ナノメートルサイズの炭素系物質を総称してカーボンナノ構造体と言いますが、それらはエレクトロニクス・材料・生命科学・情報通信などさまざまな分野で実用化が期待されています。カーボンナノ構造体の中でも非常に有名なのがカーボンナノチューブやフラーレンです。しかし、これらを用いた実用化の例は非常に少ないのが現状です。その原因の一つには、望んだ構造・性質のカーボンナノチューブやフラーレンを思い通りに制御して作ることができないということがあります。そこで、当研究室ではカーボンナノチューブやフラーレンを主な対象として、新しい生成装置を開発し構造・性質の制御を目的に研究を行っています。

その研究の一つが、鉄内包フラーレン合成です。プラズマ物理の世界拠点であるハンガリー科学アカデミー・原子核物理研究所と重イオン癌治療の世界拠点である日本の放射線医学総合研究所と共同して、世界で初めて「新物質合成用電子サイクロトロン共鳴(ECR)イオン源装置」を開発しました。この装置で生まれた成果すべてが次世代ものづくりイノベーションを支える基盤技術でもあります。特に、炭素60個からなる「かご」であるフラーレンの中に鉄原子を入れることによって、ナノテクノロジーの分野で多くの偉業が達成されます。その一つが、がん細胞造影及び治療用磁性微粒子であり、二つ目が、ナノストラクチャー部品のビルディングブロック(原子分子レベルのレゴブロック)です。生命科学や医療分野イノベーションのために世界レベルでの共同研究を展開しています。

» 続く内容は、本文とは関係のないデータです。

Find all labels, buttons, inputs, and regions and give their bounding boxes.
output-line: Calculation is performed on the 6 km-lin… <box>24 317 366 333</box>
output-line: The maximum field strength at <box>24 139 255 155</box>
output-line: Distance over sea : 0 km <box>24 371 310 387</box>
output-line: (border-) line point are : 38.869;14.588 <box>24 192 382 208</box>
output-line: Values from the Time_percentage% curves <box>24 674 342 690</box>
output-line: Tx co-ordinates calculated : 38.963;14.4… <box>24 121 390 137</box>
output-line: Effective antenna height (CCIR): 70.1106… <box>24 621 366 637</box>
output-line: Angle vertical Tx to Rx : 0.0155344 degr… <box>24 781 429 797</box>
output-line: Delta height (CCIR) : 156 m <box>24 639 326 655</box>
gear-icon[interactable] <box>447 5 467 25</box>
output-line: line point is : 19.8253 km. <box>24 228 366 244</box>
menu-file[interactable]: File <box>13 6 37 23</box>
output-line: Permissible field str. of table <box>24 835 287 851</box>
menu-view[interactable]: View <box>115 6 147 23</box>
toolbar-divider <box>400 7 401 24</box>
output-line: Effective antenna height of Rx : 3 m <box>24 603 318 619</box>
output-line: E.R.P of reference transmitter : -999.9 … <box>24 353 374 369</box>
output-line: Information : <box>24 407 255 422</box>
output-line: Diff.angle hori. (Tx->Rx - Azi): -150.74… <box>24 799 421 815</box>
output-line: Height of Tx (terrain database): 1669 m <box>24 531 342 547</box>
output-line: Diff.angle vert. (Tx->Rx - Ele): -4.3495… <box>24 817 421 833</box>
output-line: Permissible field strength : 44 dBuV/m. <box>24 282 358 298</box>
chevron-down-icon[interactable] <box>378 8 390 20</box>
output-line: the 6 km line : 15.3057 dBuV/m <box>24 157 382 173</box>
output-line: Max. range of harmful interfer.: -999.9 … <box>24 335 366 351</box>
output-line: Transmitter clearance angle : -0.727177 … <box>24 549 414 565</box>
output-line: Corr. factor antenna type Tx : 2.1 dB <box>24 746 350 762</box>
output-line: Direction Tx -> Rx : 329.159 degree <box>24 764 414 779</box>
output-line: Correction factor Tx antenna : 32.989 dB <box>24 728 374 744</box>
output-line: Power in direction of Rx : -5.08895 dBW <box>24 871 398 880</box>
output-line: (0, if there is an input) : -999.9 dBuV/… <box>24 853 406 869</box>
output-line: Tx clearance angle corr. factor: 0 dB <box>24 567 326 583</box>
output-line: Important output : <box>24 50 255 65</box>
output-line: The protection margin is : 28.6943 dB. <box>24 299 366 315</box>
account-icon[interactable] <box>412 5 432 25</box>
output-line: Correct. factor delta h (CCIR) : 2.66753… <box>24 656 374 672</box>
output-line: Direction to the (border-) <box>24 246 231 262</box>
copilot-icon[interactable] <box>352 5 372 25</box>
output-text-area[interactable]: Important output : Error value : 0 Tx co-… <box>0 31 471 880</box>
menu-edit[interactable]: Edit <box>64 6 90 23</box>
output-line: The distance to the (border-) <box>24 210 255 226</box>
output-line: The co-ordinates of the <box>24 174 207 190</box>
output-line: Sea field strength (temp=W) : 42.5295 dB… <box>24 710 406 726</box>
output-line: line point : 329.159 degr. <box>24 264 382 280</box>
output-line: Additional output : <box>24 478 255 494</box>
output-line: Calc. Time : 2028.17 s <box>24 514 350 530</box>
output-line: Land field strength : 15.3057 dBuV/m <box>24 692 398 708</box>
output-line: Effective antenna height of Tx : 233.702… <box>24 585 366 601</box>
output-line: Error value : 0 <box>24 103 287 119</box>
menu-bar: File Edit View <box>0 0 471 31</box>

また、ナノメータスケール加工技術やナノ材料を用いて、手のひらサイズの血液検査装置や無痛注射針を作製する研究もしています。

この研究室を希望する方へ

当研究室は実験が主体の研究室です。カーボンナノチューブやフラーレンなどの最新の生成装置もありますし、レーザやイオンビームなど世界最高レベルの実験ができる装置もあり、それを評価する電子顕微鏡や分析装置も本学の共用装置を使うことができます。そして、それらの装置を日々進化させようと改良に努力しています。当研究室では、研究・開発において重要なさまざまなプロセスを踏んで論文を仕上げることになります。当研究室で得た経験は、たとえ社会に出て異なる分野に進んでも役に立つ経験だと思います。私は皆さんが有意義な経験をできるように努力します。そして何より皆さんにも努力してもらいたいと思います。実験が好きな人、クリエイティブでありたい人、アクティブな人、計画的な人、モノづくりの楽しさを知りたい人、が集まっている研究室です。